Example 2 Hydroxyethyl acrylate and a polymer
60:40 (weight ratio) mixture of nonoxyethyl acrylate
10% by weight, and chiral dopant as liquid crystal material
Cholesteric liquid crystal CM-33 (manufactured by Chisso)
Ferroelectric liquid crystal CS-2 showing chiral smectic C phase
003 (manufactured by Chisso) in a 1: 1 (weight ratio) mixture
Nematic liquid crystal 5CB containing 0.4% by weight of the total amount
90% by weight well mixed with polyimide fill
2 pieces with the spacing set to 7.5 μm by the spacer
Inserted between Nesa glass substrates coated with indium oxide
UV light from a 100 W high-pressure mercury lamp at room temperature 22 ° C
5 minutes at a position 30 cm from the lens on the light exit side
Irradiation cured the prepolymer. Form between two substrates
The size of the formed dimming layer is about 1 cm x 1 cm.
When the structure of was observed using a polarizing microscope, the liquid crystal phase was
Create a polydomain grain focal conic structure
However, the size of the grains is about several tens
Voltage to switch from polydomain to uniform structure
It was observed that phases with different exchange rates were mixed. Room
Measure the electro-optical characteristics of this device at a temperature of 20 ° C.
It was found that the maximum contrast ratio was
(T₁₀₀/ T₀) 700: 1 or more, τ _r= 4.2 ms, τ_d
= 10.4 ms.

Comparative Example 1 10% by weight of a 60:40 (weight ratio) mixture of hydroxyethyl acrylate and phenoxyethyl acrylate as a polymer component, cholesteric liquid crystal CM-33 (manufactured by Chisso) as a chiral dopant as a liquid crystal material, and chiral smectic Ferroelectric liquid crystal CS-200 showing C phase
90% of nematic liquid crystal 5CB (manufactured by Merck) containing a 1: 1 (weight ratio) mixture of 3 (manufactured by Chisso) in an amount of 10% by weight of the total amount of the liquid crystal was mixed well, and the interval was set to 7.5 μm with a polyimide film spacer.
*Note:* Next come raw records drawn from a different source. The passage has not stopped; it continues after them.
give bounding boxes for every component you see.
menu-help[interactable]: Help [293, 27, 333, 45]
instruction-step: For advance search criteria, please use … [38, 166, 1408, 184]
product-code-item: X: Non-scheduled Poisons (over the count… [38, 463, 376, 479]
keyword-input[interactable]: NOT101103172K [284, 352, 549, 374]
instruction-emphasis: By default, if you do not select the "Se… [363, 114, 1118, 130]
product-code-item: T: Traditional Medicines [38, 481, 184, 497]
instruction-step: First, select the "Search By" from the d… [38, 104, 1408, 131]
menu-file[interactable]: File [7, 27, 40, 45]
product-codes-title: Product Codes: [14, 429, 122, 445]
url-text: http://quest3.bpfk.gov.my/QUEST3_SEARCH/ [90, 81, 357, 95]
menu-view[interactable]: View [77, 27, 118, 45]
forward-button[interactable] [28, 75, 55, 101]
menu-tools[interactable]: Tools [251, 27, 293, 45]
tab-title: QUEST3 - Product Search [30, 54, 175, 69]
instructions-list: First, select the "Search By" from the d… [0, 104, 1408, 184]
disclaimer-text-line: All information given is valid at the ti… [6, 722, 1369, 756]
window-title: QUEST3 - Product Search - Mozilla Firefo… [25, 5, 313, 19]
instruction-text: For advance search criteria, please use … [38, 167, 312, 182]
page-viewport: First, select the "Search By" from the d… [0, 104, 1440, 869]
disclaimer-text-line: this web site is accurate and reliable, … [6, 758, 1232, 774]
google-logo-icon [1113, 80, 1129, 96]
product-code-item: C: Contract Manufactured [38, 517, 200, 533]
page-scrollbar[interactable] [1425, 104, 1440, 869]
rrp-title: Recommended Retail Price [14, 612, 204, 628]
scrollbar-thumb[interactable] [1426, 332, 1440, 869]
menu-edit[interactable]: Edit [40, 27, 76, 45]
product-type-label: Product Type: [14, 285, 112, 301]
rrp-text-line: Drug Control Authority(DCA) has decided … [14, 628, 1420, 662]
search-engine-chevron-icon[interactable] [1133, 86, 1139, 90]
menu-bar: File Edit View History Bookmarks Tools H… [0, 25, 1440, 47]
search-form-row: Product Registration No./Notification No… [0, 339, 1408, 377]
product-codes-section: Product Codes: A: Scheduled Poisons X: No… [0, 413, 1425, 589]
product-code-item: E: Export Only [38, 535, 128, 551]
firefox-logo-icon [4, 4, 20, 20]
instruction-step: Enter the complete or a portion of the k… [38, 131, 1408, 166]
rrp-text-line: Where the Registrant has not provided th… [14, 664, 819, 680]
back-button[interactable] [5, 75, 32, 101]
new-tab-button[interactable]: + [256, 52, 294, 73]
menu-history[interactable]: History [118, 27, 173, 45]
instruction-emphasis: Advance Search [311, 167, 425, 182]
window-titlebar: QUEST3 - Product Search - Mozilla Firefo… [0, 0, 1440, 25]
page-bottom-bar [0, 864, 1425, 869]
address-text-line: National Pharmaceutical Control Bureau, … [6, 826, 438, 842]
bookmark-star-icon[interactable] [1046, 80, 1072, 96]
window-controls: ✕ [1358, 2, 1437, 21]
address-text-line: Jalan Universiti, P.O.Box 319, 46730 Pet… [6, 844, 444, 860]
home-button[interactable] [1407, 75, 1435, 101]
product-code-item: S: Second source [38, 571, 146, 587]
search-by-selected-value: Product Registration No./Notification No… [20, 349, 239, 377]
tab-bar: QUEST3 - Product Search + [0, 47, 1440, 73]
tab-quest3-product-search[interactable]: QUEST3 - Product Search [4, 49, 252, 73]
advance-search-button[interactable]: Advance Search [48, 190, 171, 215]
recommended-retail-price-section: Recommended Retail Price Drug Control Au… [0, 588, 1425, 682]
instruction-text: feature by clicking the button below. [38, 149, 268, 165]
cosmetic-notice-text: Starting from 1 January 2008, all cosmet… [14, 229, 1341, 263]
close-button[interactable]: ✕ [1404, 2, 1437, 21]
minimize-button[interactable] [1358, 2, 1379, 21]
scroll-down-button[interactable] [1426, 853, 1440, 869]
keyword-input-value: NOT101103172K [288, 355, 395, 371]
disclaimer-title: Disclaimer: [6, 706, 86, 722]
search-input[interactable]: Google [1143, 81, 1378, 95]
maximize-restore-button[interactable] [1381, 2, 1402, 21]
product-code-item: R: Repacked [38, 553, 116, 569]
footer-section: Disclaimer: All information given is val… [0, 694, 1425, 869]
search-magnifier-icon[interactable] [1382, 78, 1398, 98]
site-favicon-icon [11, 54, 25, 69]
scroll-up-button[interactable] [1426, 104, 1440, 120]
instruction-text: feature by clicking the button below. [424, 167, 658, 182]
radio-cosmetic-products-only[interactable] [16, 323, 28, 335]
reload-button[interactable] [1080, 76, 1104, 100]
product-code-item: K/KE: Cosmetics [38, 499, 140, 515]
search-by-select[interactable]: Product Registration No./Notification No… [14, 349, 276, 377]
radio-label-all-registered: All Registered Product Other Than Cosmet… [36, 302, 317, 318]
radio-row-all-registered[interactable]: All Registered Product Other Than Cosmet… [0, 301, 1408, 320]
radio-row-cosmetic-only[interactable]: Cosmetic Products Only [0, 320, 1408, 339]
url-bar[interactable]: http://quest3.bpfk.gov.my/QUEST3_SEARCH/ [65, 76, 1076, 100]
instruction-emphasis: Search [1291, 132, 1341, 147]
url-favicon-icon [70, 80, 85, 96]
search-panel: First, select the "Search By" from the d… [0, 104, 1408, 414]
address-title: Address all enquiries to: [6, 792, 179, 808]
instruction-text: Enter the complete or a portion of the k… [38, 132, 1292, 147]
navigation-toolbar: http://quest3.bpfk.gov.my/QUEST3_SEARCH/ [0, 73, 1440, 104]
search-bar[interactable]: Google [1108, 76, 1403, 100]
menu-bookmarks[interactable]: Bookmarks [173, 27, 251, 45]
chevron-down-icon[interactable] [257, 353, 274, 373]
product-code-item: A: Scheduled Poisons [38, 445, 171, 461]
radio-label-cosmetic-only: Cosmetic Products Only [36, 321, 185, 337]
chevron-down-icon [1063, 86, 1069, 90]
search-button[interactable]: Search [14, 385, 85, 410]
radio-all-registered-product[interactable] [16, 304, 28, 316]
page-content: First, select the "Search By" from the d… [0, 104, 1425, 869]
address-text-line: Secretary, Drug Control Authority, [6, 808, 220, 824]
Insert between the set two indium oxide coated Nesa glass substrates,
The prepolymer was cured by irradiating a parallel beam of ultraviolet light from a high-pressure mercury lamp of 100 W at 2 ° C. for 5 minutes at a position 30 cm from the light-emitting side lens. The size of the dimming layer formed between the two substrates is 1 cm × 1 cm, and the room temperature is 20 ° C.
The electro-optical characteristics of this device were measured at a driving voltage of 50 V, and the maximum contrast ratio (T
₁₀₀ / T ₀ ) 520: 1 or more, τ _r = 1.3 ms, τ _d = 1
It was 5 ms.

──────────────────────────────────────────────────続 き Continued on the front page (58) Field surveyed (Int.Cl. ⁷ , DB name) G02F 1/1334

Claims (2)

(57) [Claims] 1. A light-adjusting layer supported between two transparent conductive substrates and the substrate, wherein the light-adjusting layer comprises 10 to 15% by weight.
With a mixture of a chiral nematic liquid crystal containing a transparent polymer solids and 0.05 to 0.5 wt% of chiral dopant in the liquid crystal component, said liquid crystal component is wrapped in a thin film of the transparent polymer It has a grain structure and
A liquid crystal display device having a focal conic polydomain structure . 2. The liquid crystal display device according to claim 1, wherein the content of the chiral dopant in the liquid crystal component is 0.3 to 0.5% by weight.